North east boxer Calum French has Tokyo 2020 in sight as he prepares for GB Championship final

By 5th December 2016News

Up-and-coming north east boxer, Calum French, will have Tokyo 2020 firmly in his thoughts when he steps into the ring on Thursday to compete in the GB Boxing Championships.

The 21 year-old from Gateshead will take on Cory O’Regan of Bradford Police & Community College in the lightweight (60kg) final of the competition which will be held at the English Institute of Sport in Sheffield on Thursday 8 December 2016 (boxing starts at 7.00pm).

Tickets for the event are available at, priced £10 Adult and £7.50 Student/Concession.

The chance to become GB champion for the first time will cap a triumphant 12 months for French that has seen him earn promotion to GB Boxing’s elite Podium squad.

He now trains full-time with the GB Boxing squad at its headquarters in Sheffield alongside three other members of his Birtley ABC club, Cyrus Pattinson and twin brothers, Pat and Luke McCormack.

After a successful Olympic Games in Rio, where GB Boxing won three medals, the squad is now firmly fixed on Tokyo 2020.  It contains a lot of talent at lightweight and the first goal for French is to establish himself as Great Britain’s number one in his weight class, starting with victory in this week’s final.

The only other boxer from the north east region competing in the finals is Sunderland ABC’s Kiaran MacDonald who will take on Scotland’s Aqueel Ahmed in the light-flyweight (49kg) final.  MacDonald is currently part of GB Boxing’s Podium Potential group that train part-time in Sheffield and will be looking to earn promotion to the elite Podium squad.

Ahead of the final, we spoke to Calum French about the GB Championships, his Tokyo 2020 aspirations and his experience in Rio this summer when he got to visit the Olympic Games as part of UK Sport’s Athlete Ambitions Programme.

How do you feel about being selected by Rob McCracken to compete in the GB Champs?

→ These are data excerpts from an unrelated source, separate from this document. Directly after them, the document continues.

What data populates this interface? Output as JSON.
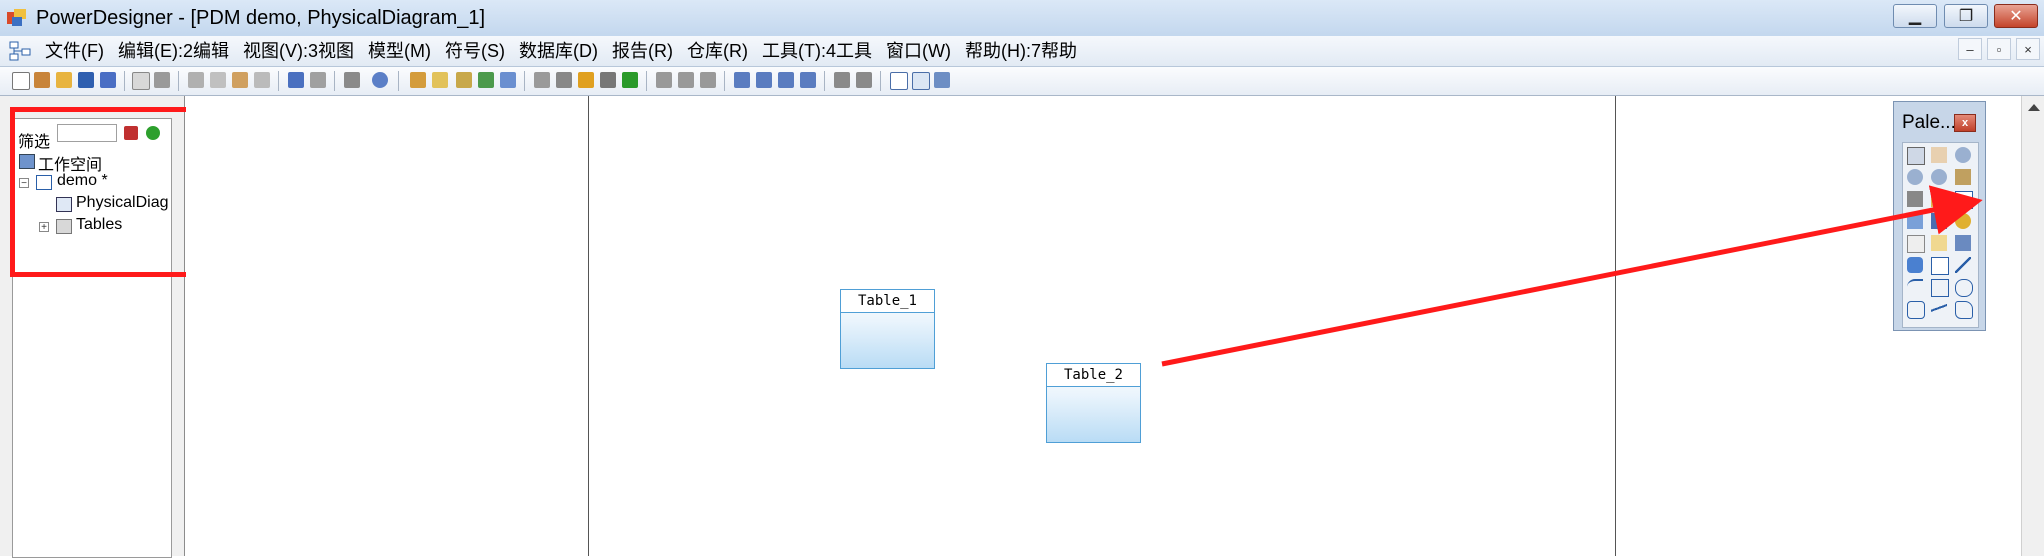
{
  "window": {
    "title": "PowerDesigner - [PDM demo, PhysicalDiagram_1]",
    "controls": [
      "minimize",
      "restore",
      "close"
    ]
  },
  "menu": {
    "items": [
      "文件(F)",
      "编辑(E):2编辑",
      "视图(V):3视图",
      "模型(M)",
      "符号(S)",
      "数据库(D)",
      "报告(R)",
      "仓库(R)",
      "工具(T):4工具",
      "窗口(W)",
      "帮助(H):7帮助"
    ],
    "mdi_controls": [
      "–",
      "▫",
      "×"
    ]
  },
  "browser": {
    "filter_label": "筛选",
    "filter_value": "",
    "tree": {
      "workspace": "工作空间",
      "model": "demo *",
      "diagram": "PhysicalDiag",
      "folder": "Tables"
    }
  },
  "diagram": {
    "tables": [
      {
        "name": "Table_1"
      },
      {
        "name": "Table_2"
      }
    ]
  },
  "palette": {
    "title": "Pale...",
    "close": "x"
  },
  "colors": {
    "highlight": "#ff1a1a",
    "table_border": "#4f9fd6",
    "arrow": "#ff1a1a"
  }
}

“Great, I’m looking forward to it. It gives me the opportunity to box in front of my friends and family as opposed to boxing in countries where sometimes they don’t get chance to come and see me box.   I have already boxed my opponent earlier this year in the England national finals.  I beat him on a split decision. I want to put a better performance in than I did in those finals.”

How do you feel about competing at the home of GB Boxing in front of a large crowd?

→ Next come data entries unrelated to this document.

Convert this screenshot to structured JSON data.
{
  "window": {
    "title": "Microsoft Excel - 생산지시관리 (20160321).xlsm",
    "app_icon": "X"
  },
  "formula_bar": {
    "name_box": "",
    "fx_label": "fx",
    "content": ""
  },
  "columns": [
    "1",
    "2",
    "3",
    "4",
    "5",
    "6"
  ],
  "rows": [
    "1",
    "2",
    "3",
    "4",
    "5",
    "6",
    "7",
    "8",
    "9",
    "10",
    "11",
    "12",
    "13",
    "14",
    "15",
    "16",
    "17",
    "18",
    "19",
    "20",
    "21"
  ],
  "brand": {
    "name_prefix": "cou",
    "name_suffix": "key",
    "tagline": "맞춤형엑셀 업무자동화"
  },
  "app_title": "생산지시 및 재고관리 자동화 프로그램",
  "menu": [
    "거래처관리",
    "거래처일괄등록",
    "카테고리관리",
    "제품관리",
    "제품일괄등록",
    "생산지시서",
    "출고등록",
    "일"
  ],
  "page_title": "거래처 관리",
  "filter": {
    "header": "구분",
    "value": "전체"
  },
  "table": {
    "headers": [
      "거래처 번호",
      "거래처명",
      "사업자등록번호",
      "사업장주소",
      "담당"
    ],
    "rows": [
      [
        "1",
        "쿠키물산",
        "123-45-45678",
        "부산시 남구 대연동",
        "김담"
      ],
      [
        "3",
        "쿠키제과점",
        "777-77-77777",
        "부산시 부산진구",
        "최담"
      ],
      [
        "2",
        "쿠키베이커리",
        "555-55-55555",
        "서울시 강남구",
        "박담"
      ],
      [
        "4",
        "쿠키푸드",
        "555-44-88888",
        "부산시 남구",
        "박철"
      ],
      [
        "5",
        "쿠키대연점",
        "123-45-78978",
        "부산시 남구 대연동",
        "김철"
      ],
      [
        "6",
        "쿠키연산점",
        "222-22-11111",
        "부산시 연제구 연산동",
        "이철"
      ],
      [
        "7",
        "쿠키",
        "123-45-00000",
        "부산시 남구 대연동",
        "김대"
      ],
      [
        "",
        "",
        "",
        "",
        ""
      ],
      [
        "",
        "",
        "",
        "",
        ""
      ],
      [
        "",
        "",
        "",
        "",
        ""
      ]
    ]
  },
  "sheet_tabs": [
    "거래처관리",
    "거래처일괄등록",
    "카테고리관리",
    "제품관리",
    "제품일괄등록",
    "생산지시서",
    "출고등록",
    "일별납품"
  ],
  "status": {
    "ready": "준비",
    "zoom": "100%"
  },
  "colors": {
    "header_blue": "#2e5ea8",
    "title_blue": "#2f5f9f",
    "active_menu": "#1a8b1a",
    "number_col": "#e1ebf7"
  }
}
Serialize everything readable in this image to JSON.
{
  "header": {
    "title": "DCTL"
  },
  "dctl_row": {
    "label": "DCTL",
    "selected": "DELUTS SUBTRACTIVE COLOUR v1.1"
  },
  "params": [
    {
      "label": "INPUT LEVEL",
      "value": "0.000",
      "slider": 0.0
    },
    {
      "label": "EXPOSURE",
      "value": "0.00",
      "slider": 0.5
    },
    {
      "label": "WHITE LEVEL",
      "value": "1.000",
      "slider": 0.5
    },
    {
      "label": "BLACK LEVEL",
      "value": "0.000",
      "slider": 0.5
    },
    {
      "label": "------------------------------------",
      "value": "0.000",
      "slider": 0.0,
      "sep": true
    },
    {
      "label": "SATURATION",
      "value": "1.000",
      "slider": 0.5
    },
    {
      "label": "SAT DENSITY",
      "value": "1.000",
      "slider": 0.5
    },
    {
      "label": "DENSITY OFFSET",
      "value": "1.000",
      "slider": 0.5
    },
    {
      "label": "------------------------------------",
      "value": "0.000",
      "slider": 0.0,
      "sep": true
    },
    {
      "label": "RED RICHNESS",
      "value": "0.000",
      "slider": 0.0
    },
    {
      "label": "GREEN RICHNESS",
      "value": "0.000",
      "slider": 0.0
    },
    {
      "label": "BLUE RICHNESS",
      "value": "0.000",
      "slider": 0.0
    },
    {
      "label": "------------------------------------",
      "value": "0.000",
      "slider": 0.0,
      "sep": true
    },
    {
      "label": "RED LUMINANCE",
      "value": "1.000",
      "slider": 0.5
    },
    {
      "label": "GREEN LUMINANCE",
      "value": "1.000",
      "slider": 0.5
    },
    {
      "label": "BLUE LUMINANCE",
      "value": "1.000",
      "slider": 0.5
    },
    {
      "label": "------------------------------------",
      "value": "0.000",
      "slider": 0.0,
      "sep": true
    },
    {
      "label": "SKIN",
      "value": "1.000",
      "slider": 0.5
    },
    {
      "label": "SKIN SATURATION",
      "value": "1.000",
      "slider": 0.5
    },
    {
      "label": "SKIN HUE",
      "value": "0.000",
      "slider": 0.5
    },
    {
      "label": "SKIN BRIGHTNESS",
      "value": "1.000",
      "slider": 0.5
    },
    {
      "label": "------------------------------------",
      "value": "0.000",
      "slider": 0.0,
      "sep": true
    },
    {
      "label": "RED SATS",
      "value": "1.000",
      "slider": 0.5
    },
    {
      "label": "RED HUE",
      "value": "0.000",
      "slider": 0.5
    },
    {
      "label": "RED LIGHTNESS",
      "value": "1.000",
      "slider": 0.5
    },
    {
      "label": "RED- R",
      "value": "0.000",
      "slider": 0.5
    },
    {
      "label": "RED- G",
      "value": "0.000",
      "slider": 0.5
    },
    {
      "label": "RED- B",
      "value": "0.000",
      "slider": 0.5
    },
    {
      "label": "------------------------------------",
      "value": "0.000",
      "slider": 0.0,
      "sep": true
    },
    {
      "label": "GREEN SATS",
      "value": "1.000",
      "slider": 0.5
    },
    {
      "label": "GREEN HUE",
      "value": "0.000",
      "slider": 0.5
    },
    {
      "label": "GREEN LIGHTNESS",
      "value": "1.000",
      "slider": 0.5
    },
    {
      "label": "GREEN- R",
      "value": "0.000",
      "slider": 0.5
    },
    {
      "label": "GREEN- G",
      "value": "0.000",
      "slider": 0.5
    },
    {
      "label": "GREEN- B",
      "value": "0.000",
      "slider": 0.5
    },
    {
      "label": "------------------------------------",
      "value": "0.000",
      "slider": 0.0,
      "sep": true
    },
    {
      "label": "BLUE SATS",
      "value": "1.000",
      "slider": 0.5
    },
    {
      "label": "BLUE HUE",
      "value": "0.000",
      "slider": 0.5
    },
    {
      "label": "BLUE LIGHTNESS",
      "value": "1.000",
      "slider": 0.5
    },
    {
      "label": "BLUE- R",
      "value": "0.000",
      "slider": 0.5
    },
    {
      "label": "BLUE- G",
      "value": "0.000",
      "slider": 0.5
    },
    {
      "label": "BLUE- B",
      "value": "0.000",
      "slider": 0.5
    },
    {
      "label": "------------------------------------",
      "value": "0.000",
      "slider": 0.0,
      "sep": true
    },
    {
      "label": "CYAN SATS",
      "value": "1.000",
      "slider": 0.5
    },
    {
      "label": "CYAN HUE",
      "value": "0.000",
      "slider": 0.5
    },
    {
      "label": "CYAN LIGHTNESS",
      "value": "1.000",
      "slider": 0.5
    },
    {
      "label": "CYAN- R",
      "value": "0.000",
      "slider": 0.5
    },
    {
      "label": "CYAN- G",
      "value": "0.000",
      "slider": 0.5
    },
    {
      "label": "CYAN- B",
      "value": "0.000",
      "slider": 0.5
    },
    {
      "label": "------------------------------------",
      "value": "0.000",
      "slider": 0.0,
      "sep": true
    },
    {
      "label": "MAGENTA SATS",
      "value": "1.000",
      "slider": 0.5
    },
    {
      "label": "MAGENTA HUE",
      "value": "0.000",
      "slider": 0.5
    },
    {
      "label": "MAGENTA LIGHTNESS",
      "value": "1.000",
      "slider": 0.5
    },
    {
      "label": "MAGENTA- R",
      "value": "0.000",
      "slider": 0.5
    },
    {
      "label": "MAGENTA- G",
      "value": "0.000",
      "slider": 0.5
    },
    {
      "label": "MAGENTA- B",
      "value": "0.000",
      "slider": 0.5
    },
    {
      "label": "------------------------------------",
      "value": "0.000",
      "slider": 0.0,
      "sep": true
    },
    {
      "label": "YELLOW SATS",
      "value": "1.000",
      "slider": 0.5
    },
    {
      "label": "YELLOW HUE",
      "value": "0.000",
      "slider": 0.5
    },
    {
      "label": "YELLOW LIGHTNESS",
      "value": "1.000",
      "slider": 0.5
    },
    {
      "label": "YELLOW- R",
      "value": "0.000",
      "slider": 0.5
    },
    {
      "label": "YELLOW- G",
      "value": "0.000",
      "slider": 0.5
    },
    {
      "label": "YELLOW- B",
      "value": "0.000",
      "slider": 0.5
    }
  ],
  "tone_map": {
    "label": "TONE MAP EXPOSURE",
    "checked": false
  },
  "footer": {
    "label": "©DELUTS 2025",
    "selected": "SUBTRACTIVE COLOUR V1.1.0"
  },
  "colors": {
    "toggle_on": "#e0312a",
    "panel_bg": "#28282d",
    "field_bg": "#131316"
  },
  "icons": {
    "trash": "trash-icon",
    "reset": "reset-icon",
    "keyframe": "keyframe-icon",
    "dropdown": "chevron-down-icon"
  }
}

“It feels great knowing that the GB Championships is taking place in Sheffield, the home of GB Boxing. It’s a great venue and it’ll be good to showcase my skills in front of the GB lads and the GB staff. It also gives my friends and family the opportunity to see whereabouts I train and how good the facilities are. They can see my home within boxing and the place I spend most of my time training.”

What sort of prep have you been doing in the gym for the competition?

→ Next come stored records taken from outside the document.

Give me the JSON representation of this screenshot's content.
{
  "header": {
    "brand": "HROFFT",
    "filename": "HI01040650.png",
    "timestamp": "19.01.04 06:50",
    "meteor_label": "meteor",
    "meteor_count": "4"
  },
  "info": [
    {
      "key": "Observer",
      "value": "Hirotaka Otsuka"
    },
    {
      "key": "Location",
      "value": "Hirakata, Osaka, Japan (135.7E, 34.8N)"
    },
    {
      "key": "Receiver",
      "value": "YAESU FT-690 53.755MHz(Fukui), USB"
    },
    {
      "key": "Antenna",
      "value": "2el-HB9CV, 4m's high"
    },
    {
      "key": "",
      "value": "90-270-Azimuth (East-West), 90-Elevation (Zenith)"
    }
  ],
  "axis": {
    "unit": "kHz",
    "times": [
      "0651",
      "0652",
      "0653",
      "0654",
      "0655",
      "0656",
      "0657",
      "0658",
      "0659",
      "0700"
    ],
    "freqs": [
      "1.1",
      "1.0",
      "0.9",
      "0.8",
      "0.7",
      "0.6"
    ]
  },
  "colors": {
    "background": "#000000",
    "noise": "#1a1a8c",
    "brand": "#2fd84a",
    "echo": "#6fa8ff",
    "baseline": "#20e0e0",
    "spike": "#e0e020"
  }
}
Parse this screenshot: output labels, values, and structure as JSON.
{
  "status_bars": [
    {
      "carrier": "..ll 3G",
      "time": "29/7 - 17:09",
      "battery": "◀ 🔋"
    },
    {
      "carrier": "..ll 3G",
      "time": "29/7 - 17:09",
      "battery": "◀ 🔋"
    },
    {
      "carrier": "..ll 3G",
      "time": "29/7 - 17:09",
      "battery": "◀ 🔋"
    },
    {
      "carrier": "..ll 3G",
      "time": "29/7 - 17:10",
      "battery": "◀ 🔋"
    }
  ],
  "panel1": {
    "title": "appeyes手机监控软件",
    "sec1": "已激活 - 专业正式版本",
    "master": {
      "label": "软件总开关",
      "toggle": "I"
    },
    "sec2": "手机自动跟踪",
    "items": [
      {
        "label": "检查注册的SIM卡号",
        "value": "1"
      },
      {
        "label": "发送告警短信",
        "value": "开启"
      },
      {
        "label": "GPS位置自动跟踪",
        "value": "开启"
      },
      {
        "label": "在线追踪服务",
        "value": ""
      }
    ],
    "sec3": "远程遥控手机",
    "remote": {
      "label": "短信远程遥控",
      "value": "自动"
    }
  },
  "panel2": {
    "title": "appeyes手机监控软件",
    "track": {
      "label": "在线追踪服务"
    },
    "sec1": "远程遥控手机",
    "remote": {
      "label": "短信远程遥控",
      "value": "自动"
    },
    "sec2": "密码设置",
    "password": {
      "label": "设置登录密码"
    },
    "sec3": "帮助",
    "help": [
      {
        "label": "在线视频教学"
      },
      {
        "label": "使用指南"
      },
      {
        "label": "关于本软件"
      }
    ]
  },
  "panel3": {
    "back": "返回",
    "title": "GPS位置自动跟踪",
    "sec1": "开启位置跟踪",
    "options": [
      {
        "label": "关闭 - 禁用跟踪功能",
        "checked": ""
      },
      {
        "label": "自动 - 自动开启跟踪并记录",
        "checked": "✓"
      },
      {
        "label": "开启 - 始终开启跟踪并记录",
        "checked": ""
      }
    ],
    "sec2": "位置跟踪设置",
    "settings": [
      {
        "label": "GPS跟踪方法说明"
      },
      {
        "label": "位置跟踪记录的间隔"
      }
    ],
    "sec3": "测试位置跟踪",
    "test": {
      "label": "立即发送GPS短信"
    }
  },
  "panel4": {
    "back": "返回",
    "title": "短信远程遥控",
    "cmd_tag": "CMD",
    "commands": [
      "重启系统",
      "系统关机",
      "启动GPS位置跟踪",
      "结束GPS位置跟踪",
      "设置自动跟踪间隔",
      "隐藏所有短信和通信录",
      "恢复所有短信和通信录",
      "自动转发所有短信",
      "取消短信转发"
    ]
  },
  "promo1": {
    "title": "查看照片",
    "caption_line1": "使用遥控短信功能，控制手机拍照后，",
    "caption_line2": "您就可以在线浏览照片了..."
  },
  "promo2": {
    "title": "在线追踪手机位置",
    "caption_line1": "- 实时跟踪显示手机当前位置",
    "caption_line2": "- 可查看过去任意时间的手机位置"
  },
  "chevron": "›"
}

“It will just be the same preparation as an international tournament, the lad I’m boxing is the same standard of a boxer I’d face at international level. I need to prepare the same, make sure I do everything right and don’t cut any corners.

“Training with the GB coaches gives more shape to my boxing, I feel like a more complete boxer. I don’t need to think as much when in the ring now, things tend to come to me a lot more naturally and I know in my head what I need to do.”

You went to Rio 2016 as part of UK Sport’s Athlete Ambitions programme for Rio 2016, how has that influenced how you look at boxing?

“The Rio Ambitions Programme definitely gave me loads of inspiration. It showed me the level that I need to be at to perform at major competitions like the Olympics. Tokyo 2020 is a long term goal and the programme motivated me to look more into both long term and short term goals.”

What will be going through your head on the night of boxing?

“I am just going to try and stay relaxed, and make sure that I’ve got my mind on the job. I’m going to stick to the game plan that needs to be executed to win the fight. More than anything I’m going to try to enjoy the night.

“My mum and dad will be in the crowd, along with my club coach, I also have about twenty friends that will be travelling down to watch me.

“My club coach has a very distinctive voice in the crowd so I’ll be able to hear him shouting for me. He always gets nervous before I fight but I know he believes in my ability.”